ACC.17: Revascularization strategies guided by FFR, iFR have similar adverse cardiac event rates
At 12 months, patients with stable angina or acute coronary syndrome had similar rates of major adverse cardiac events whether they underwent revascularization guided by instantaneous wave-free ratio (iFR) or fractional flow reserve (FFR), according to a randomized, registry-based trial.
After a year, 6.7 percent of patients in the iFR group and 6.1 percent of patients in the FFR group had a primary endpoint event, which the researchers defined as a composite of death from any cause, nonfatal MI or unplanned revascularization.
Lead researcher Matthias Götberg, MD, PhD, of the Skane University Hospital in Lund, Sweden, presented results of the IFR-SWEDEHEART study in a late-breaking clinical trial session at the ACC scientific session on March 18 in Washington, D.C.
The findings were simultaneously published online in the New England Journal of Medicine.
“In FFR we have a good diagnostic method, but people are not using it enough because of the side effects,” Götberg said in a news release. “Our study shows that for cardiologists who currently use FFR, iFR provides a similar clinical benefit but without patient discomfort. For cardiologists who are hesitant to use FFR, iFR might provide an opportunity to increase adoption rates of coronary physiology and benefit more patients.”
Previous randomized trials found that FFR was better than angiographic assessment at detecting hemodynamically important coronary artery stenosis, according to the researchers. They added that using FFR to guide coronary revascularization has been shown to improve outcomes. Meanwhile, they noted that iFR is a new physiological index used to assess the severity of stenosis.

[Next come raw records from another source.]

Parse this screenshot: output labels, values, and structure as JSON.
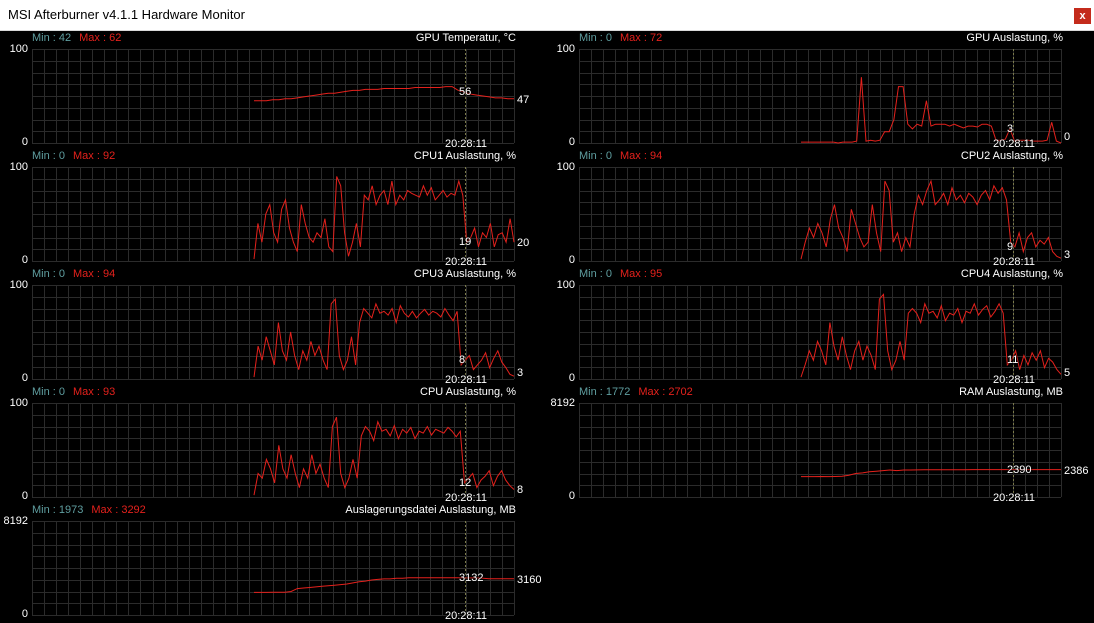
{
  "window": {
    "title": "MSI Afterburner v4.1.1 Hardware Monitor",
    "close_label": "x"
  },
  "colors": {
    "line": "#e4211c",
    "grid": "#2b2b2b",
    "min": "#5f9ea0",
    "max": "#e4211c",
    "cursor": "#7a7a4a"
  },
  "panels": [
    {
      "id": "gpu-temp",
      "title": "GPU Temperatur, °C",
      "min_label": "Min : 42",
      "max_label": "Max : 62",
      "y_top": "100",
      "y_bottom": "0",
      "ymax": 100,
      "cursor_value": "56",
      "current_value": "47",
      "time": "20:28:11"
    },
    {
      "id": "gpu-usage",
      "title": "GPU Auslastung, %",
      "min_label": "Min : 0",
      "max_label": "Max : 72",
      "y_top": "100",
      "y_bottom": "0",
      "ymax": 100,
      "cursor_value": "3",
      "current_value": "0",
      "time": "20:28:11"
    },
    {
      "id": "cpu1-usage",
      "title": "CPU1 Auslastung, %",
      "min_label": "Min : 0",
      "max_label": "Max : 92",
      "y_top": "100",
      "y_bottom": "0",
      "ymax": 100,
      "cursor_value": "19",
      "current_value": "20",
      "time": "20:28:11"
    },
    {
      "id": "cpu2-usage",
      "title": "CPU2 Auslastung, %",
      "min_label": "Min : 0",
      "max_label": "Max : 94",
      "y_top": "100",
      "y_bottom": "0",
      "ymax": 100,
      "cursor_value": "9",
      "current_value": "3",
      "time": "20:28:11"
    },
    {
      "id": "cpu3-usage",
      "title": "CPU3 Auslastung, %",
      "min_label": "Min : 0",
      "max_label": "Max : 94",
      "y_top": "100",
      "y_bottom": "0",
      "ymax": 100,
      "cursor_value": "8",
      "current_value": "3",
      "time": "20:28:11"
    },
    {
      "id": "cpu4-usage",
      "title": "CPU4 Auslastung, %",
      "min_label": "Min : 0",
      "max_label": "Max : 95",
      "y_top": "100",
      "y_bottom": "0",
      "ymax": 100,
      "cursor_value": "11",
      "current_value": "5",
      "time": "20:28:11"
    },
    {
      "id": "cpu-usage",
      "title": "CPU Auslastung, %",
      "min_label": "Min : 0",
      "max_label": "Max : 93",
      "y_top": "100",
      "y_bottom": "0",
      "ymax": 100,
      "cursor_value": "12",
      "current_value": "8",
      "time": "20:28:11"
    },
    {
      "id": "ram-usage",
      "title": "RAM Auslastung, MB",
      "min_label": "Min : 1772",
      "max_label": "Max : 2702",
      "y_top": "8192",
      "y_bottom": "0",
      "ymax": 8192,
      "cursor_value": "2390",
      "current_value": "2386",
      "time": "20:28:11"
    },
    {
      "id": "pagefile-usage",
      "title": "Auslagerungsdatei Auslastung, MB",
      "min_label": "Min : 1973",
      "max_label": "Max : 3292",
      "y_top": "8192",
      "y_bottom": "0",
      "ymax": 8192,
      "cursor_value": "3132",
      "current_value": "3160",
      "time": "20:28:11"
    }
  ],
  "chart_data": [
    {
      "type": "line",
      "title": "GPU Temperatur, °C",
      "ylim": [
        0,
        100
      ],
      "series": [
        {
          "values": [
            45,
            45,
            45,
            46,
            46,
            47,
            47,
            48,
            49,
            50,
            51,
            52,
            53,
            53,
            54,
            55,
            56,
            56,
            57,
            57,
            57,
            58,
            58,
            58,
            58,
            58,
            59,
            59,
            59,
            59,
            59,
            60,
            60,
            56,
            54,
            52,
            51,
            50,
            49,
            48,
            48,
            47,
            47
          ]
        }
      ]
    },
    {
      "type": "line",
      "title": "GPU Auslastung, %",
      "ylim": [
        0,
        100
      ],
      "series": [
        {
          "values": [
            1,
            1,
            1,
            1,
            1,
            1,
            1,
            1,
            0,
            1,
            1,
            1,
            2,
            70,
            2,
            3,
            2,
            3,
            12,
            12,
            25,
            60,
            60,
            20,
            15,
            20,
            18,
            45,
            18,
            20,
            20,
            20,
            18,
            20,
            18,
            16,
            18,
            18,
            17,
            20,
            20,
            18,
            3,
            3,
            4,
            15,
            2,
            3,
            3,
            3,
            2,
            2,
            2,
            3,
            22,
            2,
            0
          ]
        }
      ]
    },
    {
      "type": "line",
      "title": "CPU1 Auslastung, %",
      "ylim": [
        0,
        100
      ],
      "series": [
        {
          "values": [
            2,
            40,
            20,
            50,
            60,
            30,
            20,
            55,
            65,
            35,
            20,
            10,
            60,
            40,
            25,
            20,
            30,
            25,
            45,
            15,
            10,
            90,
            80,
            30,
            5,
            20,
            40,
            15,
            70,
            65,
            80,
            60,
            70,
            75,
            60,
            85,
            60,
            70,
            65,
            75,
            72,
            70,
            68,
            80,
            70,
            78,
            65,
            70,
            75,
            68,
            72,
            70,
            85,
            70,
            20,
            25,
            35,
            15,
            30,
            25,
            40,
            15,
            28,
            30,
            20,
            45,
            20
          ]
        }
      ]
    },
    {
      "type": "line",
      "title": "CPU2 Auslastung, %",
      "ylim": [
        0,
        100
      ],
      "series": [
        {
          "values": [
            2,
            20,
            35,
            25,
            40,
            30,
            15,
            45,
            60,
            35,
            25,
            10,
            55,
            40,
            25,
            15,
            20,
            60,
            30,
            10,
            85,
            75,
            20,
            30,
            10,
            25,
            15,
            50,
            70,
            60,
            75,
            85,
            60,
            65,
            72,
            60,
            78,
            65,
            70,
            62,
            72,
            68,
            60,
            70,
            75,
            65,
            80,
            72,
            78,
            65,
            20,
            15,
            30,
            10,
            25,
            30,
            15,
            22,
            18,
            25,
            10,
            5,
            3
          ]
        }
      ]
    },
    {
      "type": "line",
      "title": "CPU3 Auslastung, %",
      "ylim": [
        0,
        100
      ],
      "series": [
        {
          "values": [
            2,
            35,
            20,
            45,
            30,
            15,
            60,
            30,
            20,
            50,
            25,
            10,
            30,
            20,
            40,
            25,
            35,
            20,
            10,
            80,
            85,
            25,
            10,
            20,
            45,
            15,
            60,
            75,
            70,
            65,
            80,
            70,
            72,
            68,
            75,
            60,
            78,
            70,
            66,
            72,
            65,
            70,
            74,
            68,
            72,
            70,
            66,
            75,
            68,
            62,
            72,
            15,
            20,
            25,
            10,
            15,
            20,
            28,
            12,
            22,
            30,
            18,
            12,
            5,
            3
          ]
        }
      ]
    },
    {
      "type": "line",
      "title": "CPU4 Auslastung, %",
      "ylim": [
        0,
        100
      ],
      "series": [
        {
          "values": [
            2,
            15,
            30,
            20,
            40,
            30,
            15,
            60,
            35,
            20,
            45,
            25,
            10,
            30,
            40,
            20,
            35,
            25,
            10,
            85,
            90,
            30,
            10,
            20,
            40,
            20,
            70,
            75,
            70,
            60,
            80,
            70,
            72,
            65,
            78,
            62,
            70,
            68,
            75,
            60,
            72,
            70,
            80,
            68,
            74,
            78,
            66,
            72,
            80,
            70,
            15,
            20,
            30,
            10,
            25,
            15,
            28,
            20,
            30,
            12,
            22,
            18,
            10,
            5
          ]
        }
      ]
    },
    {
      "type": "line",
      "title": "CPU Auslastung, %",
      "ylim": [
        0,
        100
      ],
      "series": [
        {
          "values": [
            2,
            25,
            20,
            40,
            30,
            15,
            55,
            30,
            20,
            45,
            25,
            10,
            30,
            20,
            45,
            25,
            35,
            20,
            10,
            75,
            85,
            25,
            10,
            20,
            40,
            20,
            65,
            75,
            70,
            60,
            80,
            70,
            72,
            65,
            76,
            62,
            72,
            68,
            74,
            62,
            70,
            68,
            75,
            66,
            72,
            70,
            68,
            74,
            70,
            64,
            70,
            15,
            20,
            25,
            10,
            18,
            22,
            28,
            12,
            22,
            28,
            18,
            12,
            8
          ]
        }
      ]
    },
    {
      "type": "line",
      "title": "RAM Auslastung, MB",
      "ylim": [
        0,
        8192
      ],
      "series": [
        {
          "values": [
            1780,
            1780,
            1780,
            1790,
            1775,
            1790,
            1800,
            1900,
            2050,
            2100,
            2200,
            2250,
            2300,
            2350,
            2300,
            2350,
            2350,
            2360,
            2370,
            2370,
            2370,
            2380,
            2380,
            2380,
            2380,
            2385,
            2385,
            2390,
            2390,
            2390,
            2390,
            2390,
            2390,
            2390,
            2386,
            2386,
            2386,
            2386,
            2386
          ]
        }
      ]
    },
    {
      "type": "line",
      "title": "Auslagerungsdatei Auslastung, MB",
      "ylim": [
        0,
        8192
      ],
      "series": [
        {
          "values": [
            1973,
            1973,
            1973,
            1980,
            1980,
            1990,
            2050,
            2300,
            2350,
            2400,
            2450,
            2500,
            2550,
            2600,
            2650,
            2700,
            2800,
            2900,
            2950,
            3050,
            3100,
            3150,
            3150,
            3200,
            3200,
            3250,
            3250,
            3250,
            3250,
            3250,
            3240,
            3240,
            3240,
            3240,
            3235,
            3235,
            3230,
            3200,
            3160,
            3160,
            3160,
            3160,
            3160
          ]
        }
      ]
    }
  ]
}
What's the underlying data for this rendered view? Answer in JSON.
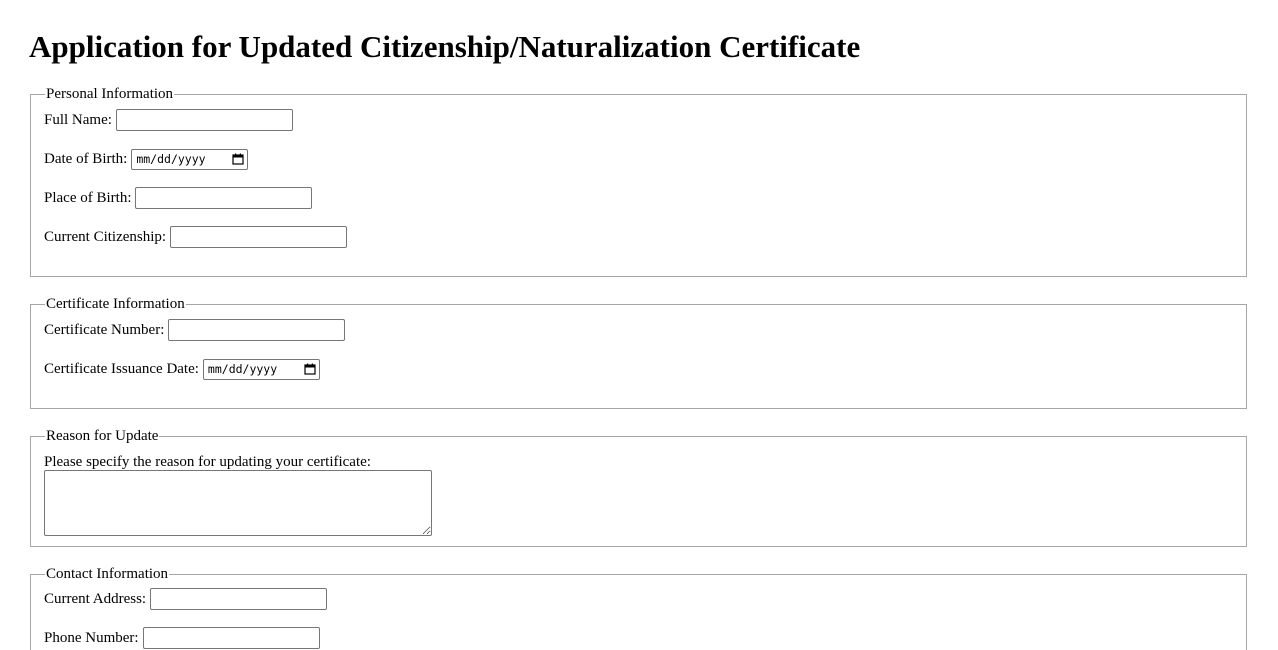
{
  "title": "Application for Updated Citizenship/Naturalization Certificate",
  "sections": {
    "personal": {
      "legend": "Personal Information",
      "full_name": {
        "label": "Full Name:",
        "value": ""
      },
      "dob": {
        "label": "Date of Birth:",
        "value": "mm/dd/yyyy"
      },
      "place_of_birth": {
        "label": "Place of Birth:",
        "value": ""
      },
      "citizenship": {
        "label": "Current Citizenship:",
        "value": ""
      }
    },
    "certificate": {
      "legend": "Certificate Information",
      "number": {
        "label": "Certificate Number:",
        "value": ""
      },
      "issuance_date": {
        "label": "Certificate Issuance Date:",
        "value": "mm/dd/yyyy"
      }
    },
    "reason": {
      "legend": "Reason for Update",
      "prompt": "Please specify the reason for updating your certificate:",
      "value": ""
    },
    "contact": {
      "legend": "Contact Information",
      "address": {
        "label": "Current Address:",
        "value": ""
      },
      "phone": {
        "label": "Phone Number:",
        "value": ""
      }
    }
  },
  "icons": {
    "date_picker": "calendar-icon"
  }
}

For this study, the researchers assessed 2,019 patients, all of whom were enrolled in the Swedish Coronary Angiography and Angioplasty Registry that contains data on patients from all 30 coronary intervention centers in Sweden and one center in Iceland. The study also included one center in Denmark.
From May 2014 to October 2015, the researchers randomized patients in a 1:1 ratio to iFR or FFR. The patients had stable angina pectoris, unstable angina or non-ST-segment MI, and an indication for physiologically guided assessment of a coronary lesion with 40 percent to 80 percent stenosis on visual examination.
At baseline, the mean age was 68 years old, and approximately 75 percent of patients were males. In addition, 21.8 percent of patients had diabetes, 62 percent had stable angina and 33 percent had a previous MI.
The researchers assessed 1,568 lesions in the iFR group (1.55 lesions per patient) and 1,436 lesions in the FFR group (1.43 lesions per person). The mean iFR was 0.91, and the mean FFR was 0.82. Further, 29.1 percent of lesions in the iFR group and 36.8 percent of lesions in the FFR group were hemodynamically important.
Physicians performed revascularization in 53.2 percent of patients in the iFR group and 56.2 percent of patients in the FFR group. The researchers mentioned that 81.4 percent of patients who underwent revascularization had PCI as their primary procedure.
At 12 months, there were 15 deaths in the iFR group (8 from cardiovascular causes) and 12 deaths in the FFR group (6 from cardiovascular causes), which did not represent a statistically significant difference. The rates of nonfatal MI, unplanned revascularization and target lesion revascularization were similar between the groups, as well.
The researchers mentioned that one patient in the iFR group and two patients in the FFR group had stent thrombosis, while restenosis occurred in 1.9 percent and 1.8 percent of patients, respectively. In addition, 3 percent of patients in the iFR group and 68.3 percent of patients in the FFR group had chest discomfort, which was a statistically significant difference.
“If patients could choose between the two methods, given that there is no difference in outcomes, patients would probably appreciate not having to experience the side effects of the vasodilator,” Götberg said in a news release.
The overall event rates in the trial were lower than the researchers expected and allowed for a more generous confidence interval for the hazard ratio, which they noted was a limitation of the study. They cited other limitations, including that they enrolled patients treated with CABG and reported a continuous biologic variable in a dichotomous manner. They also mentioned that the treating physicians and patients were aware of the group assignments.